ADVISORY COMMITTEE ON PROFESSIONAL ETHICS

Appointed by the New Jersey Supreme Court


OPINION 281

Conflict of Interest
Senior Citizens Housing Attorney-
Practice Before Municipal Bodies

    The inquirer is attorney for the senior citizens housing association of a suburban municipality. This is a Title 15 non- profit association created under the statute for the purpose of independently financing, constructing and managing senior citizens housing in the town. The town council determined by resolution to create this independent entity, and the resolution provided in part that it was a "municipally-inspired, community-oriented, broadly-representative, non-profit corporation or association."
    The original board of trustees consisted of seven members, two appointed by the mayor and one by each member of the five-member town council.
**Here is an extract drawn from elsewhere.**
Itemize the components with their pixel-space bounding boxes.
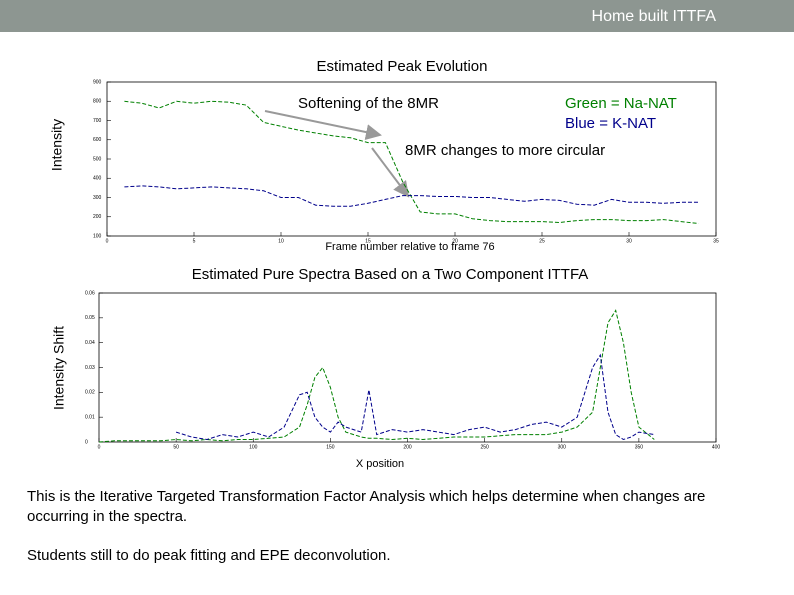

The trustees are appointed for terms of three years and subsequent appointments will be on the same basis as the original appointments, i.e., the mayor and town council will make such appointments.
    The inquirer states that the town has not expended, nor will it in the future expend, any funds on behalf of the association, and the latter is free to act as it chooses, subject to law. Aside from the power of the mayor and governing body of the town to appoint trustees, there is no other relationship between the town and the association. The association chooses its own business administrator and, of course, its own counsel. Payment for the latter's services is made by the association.
    The inquiry is whether counsel for the association under such circumstances, may appear for private clients before various municipal bodies, such as the planning board, the board of adjustment, the town redevelopment agency, and the town council itself.
    While it is true that the association occupies a position of autonomy in its activities so far as the town is concerned, it is equally true that the members of the board of trustees of the association, to a degree, are controlled by the town, in that they owe their appointments to the governing body. In a situation somewhat analogous, Opinion 123, 91 N.J.L.J. 97 (1968), this committee said that the attorney of a redevelopment agency, which is also autonomous so far as the town is concerned and similar to the agency in question here, could not appear before the town's municipal bodies on behalf of private clients. In that opinion, we cited earlier opinions bearing on the same subject.
    Our views on this have not changed. Counsel in these cases must make a choice as to whether they desire to represent the autonomous agency and thus preclude the practice by themselves and members of their firms before the various town bodies, or whether they believe it to be more to their advantage to decline representation of the agency and represent private clients before the various municipal bodies.